Friday, January 5, 2024

An extraordinary role in D-Day

On Tuesday, The New York Times published an obituary of Maureen Flavin Sweeney, who died on December 17th at a nursing home in Belmullet, Ireland.  She was 100 years old.

I had not known of Ms. Sweeney, or of the remarkable role she played during World War Two.

In 1942, as the Times reported, she took a job at the post office of Blacksod Point, an Irish coastal village.  Her name, at the time--she was not yet married--was Maureen Flavin.

The Times wrote that the "remote post office also served as a weather station.  Her duties included recording and transmitting weather data.  She did that work diligently, though she did not even know where her weather reports were going.

"In fact," Times reporter Alex Traub noted, "they were part of the Allied war effort."

Then, in June of 1944, days before the D-Day invasion--originally planned for June 5th--her weather data altered history. "On her 21st birthday, June 3, she had a late-night shift: 12 a.m. to 4 a.m. Checking her barometer, she saw that it registered a rapid drop in pressure, indicating a likelihood of approaching rain or stormy weather."

The Times story continued: 

The report went from Dublin to Dunstable, the town that housed England’s meteorological headquarters.

Ms. Flavin then received an unusual series of calls about her work. A woman with an English accent asked her: “Please check. Please repeat!”

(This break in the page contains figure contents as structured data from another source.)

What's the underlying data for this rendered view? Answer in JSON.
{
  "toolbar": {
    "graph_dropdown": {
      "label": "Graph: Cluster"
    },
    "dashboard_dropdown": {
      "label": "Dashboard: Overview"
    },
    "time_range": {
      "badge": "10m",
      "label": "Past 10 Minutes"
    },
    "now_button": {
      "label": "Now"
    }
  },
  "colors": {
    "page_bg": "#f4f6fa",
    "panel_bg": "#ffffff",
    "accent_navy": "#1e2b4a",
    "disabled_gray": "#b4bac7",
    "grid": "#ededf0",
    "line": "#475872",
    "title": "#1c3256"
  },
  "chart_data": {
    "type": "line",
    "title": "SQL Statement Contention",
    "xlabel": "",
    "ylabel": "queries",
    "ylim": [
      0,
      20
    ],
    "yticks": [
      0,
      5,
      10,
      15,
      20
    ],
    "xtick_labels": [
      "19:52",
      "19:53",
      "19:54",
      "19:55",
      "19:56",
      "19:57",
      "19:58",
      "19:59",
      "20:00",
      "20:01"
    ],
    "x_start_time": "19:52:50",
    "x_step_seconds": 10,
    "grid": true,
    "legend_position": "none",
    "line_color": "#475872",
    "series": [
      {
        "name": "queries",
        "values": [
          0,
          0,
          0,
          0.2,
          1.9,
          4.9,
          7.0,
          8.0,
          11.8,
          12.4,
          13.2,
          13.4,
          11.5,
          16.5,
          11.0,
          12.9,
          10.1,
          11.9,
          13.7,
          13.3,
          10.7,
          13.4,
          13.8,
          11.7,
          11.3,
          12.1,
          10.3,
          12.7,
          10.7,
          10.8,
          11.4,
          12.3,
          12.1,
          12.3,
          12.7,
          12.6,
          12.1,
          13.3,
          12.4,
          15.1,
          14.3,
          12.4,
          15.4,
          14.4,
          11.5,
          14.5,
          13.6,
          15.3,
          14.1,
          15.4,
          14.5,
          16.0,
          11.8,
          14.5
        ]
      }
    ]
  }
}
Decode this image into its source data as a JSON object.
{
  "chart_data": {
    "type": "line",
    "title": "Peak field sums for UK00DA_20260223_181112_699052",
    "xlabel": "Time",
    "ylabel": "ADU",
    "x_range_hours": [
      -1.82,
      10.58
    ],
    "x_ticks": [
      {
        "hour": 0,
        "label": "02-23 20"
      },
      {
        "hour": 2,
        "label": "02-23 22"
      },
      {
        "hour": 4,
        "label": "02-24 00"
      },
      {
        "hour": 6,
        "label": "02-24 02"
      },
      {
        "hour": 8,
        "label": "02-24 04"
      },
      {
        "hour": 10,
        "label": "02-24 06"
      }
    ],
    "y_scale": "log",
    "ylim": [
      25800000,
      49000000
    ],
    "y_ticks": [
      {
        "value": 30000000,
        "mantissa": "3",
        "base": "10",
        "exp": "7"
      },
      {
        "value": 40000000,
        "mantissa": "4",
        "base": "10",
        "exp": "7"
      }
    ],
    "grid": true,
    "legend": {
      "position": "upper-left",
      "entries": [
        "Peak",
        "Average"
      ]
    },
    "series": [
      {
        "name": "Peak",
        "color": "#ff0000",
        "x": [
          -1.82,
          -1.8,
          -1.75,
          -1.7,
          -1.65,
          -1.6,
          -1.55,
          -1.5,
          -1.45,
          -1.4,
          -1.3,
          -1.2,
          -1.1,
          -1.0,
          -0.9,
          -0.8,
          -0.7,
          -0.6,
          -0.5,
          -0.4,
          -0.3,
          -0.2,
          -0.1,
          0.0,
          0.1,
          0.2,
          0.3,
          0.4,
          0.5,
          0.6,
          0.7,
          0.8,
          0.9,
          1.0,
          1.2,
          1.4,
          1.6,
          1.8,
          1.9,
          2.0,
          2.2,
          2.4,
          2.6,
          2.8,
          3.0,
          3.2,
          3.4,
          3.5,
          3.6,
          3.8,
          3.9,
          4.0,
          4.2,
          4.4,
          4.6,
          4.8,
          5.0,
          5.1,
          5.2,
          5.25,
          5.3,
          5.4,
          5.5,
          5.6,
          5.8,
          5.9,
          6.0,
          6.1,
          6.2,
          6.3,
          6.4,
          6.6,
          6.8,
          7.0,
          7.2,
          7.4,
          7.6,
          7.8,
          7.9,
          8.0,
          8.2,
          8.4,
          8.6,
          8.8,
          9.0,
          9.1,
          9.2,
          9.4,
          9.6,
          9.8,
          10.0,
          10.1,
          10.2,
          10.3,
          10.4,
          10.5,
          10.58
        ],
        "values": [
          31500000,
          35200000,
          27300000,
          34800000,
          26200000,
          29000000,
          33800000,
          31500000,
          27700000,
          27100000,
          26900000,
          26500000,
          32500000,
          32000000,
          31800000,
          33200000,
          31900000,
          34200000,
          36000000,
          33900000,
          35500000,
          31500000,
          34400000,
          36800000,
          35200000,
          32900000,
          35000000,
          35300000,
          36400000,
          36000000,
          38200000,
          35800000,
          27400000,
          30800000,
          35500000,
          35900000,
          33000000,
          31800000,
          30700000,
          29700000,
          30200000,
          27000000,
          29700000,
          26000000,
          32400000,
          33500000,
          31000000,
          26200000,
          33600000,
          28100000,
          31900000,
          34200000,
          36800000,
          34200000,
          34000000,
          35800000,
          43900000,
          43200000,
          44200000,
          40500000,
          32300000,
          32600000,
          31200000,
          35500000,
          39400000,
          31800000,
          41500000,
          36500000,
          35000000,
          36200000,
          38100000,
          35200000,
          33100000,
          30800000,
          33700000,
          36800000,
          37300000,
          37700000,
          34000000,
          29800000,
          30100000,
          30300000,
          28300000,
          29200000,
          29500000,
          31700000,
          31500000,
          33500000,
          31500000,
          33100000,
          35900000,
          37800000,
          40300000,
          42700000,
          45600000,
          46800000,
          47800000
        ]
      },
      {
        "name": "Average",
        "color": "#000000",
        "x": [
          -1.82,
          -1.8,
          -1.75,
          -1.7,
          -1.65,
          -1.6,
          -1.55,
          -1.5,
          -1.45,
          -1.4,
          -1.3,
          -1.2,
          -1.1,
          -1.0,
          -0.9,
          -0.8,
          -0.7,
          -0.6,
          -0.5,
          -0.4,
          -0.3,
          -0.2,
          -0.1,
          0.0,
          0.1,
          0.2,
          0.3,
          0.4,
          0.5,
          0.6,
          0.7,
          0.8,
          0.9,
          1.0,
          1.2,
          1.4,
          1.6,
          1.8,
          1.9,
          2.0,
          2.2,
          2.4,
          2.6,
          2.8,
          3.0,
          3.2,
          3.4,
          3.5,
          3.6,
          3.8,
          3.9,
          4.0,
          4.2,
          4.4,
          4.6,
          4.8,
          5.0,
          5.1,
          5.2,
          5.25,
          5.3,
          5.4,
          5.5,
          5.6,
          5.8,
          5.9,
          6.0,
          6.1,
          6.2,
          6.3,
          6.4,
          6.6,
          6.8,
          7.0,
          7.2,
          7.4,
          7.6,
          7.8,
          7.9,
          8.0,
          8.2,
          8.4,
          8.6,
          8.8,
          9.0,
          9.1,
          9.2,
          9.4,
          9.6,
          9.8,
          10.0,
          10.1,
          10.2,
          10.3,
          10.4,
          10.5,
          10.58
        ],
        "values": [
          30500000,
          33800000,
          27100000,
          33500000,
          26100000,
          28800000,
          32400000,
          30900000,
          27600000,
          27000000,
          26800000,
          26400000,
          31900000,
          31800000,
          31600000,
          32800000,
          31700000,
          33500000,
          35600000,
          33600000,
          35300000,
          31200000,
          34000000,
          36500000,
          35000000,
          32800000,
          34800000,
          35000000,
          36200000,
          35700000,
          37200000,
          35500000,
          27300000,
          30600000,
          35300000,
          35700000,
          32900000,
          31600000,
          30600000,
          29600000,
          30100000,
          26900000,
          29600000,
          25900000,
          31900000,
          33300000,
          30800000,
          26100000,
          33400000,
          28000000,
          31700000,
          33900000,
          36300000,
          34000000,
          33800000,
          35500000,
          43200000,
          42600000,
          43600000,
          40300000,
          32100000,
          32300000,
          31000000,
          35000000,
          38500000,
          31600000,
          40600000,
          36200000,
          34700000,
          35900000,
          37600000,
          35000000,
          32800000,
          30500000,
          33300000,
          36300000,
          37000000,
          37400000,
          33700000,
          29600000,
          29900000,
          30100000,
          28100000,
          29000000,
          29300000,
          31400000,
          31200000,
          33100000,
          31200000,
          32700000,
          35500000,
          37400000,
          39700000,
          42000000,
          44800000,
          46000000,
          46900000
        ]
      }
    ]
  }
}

Ms. Flavin asked the postmistress’s son and Blacksod’s lighthouse keeper, Ted Sweeney [whom she would marry in 1946], if she was making a mistake.

“We checked and rechecked, and the figures were the same both times, so we were happy enough,” she later told Ireland’s Eye magazine.

The Times wrote:

That same day, [General] Eisenhower and his advisers were meeting at their base in England. James Stagg, a British military meteorologist, reported that, based on Ms. Flavin’s readings, bad weather was expected. He advised Eisenhower to postpone the invasion by a day.

The general agreed. June 5 saw rough seas, high winds and thick cloud cover. 

D-Day took place on June 6th. "Some commentators," Times reporter Traub wrote, "...have argued that the invasion could well have failed if it had occurred [on June 5th].

The obituary notes that Ms. Sweeney only learned of the importance of her weather reporting years later, in 1956.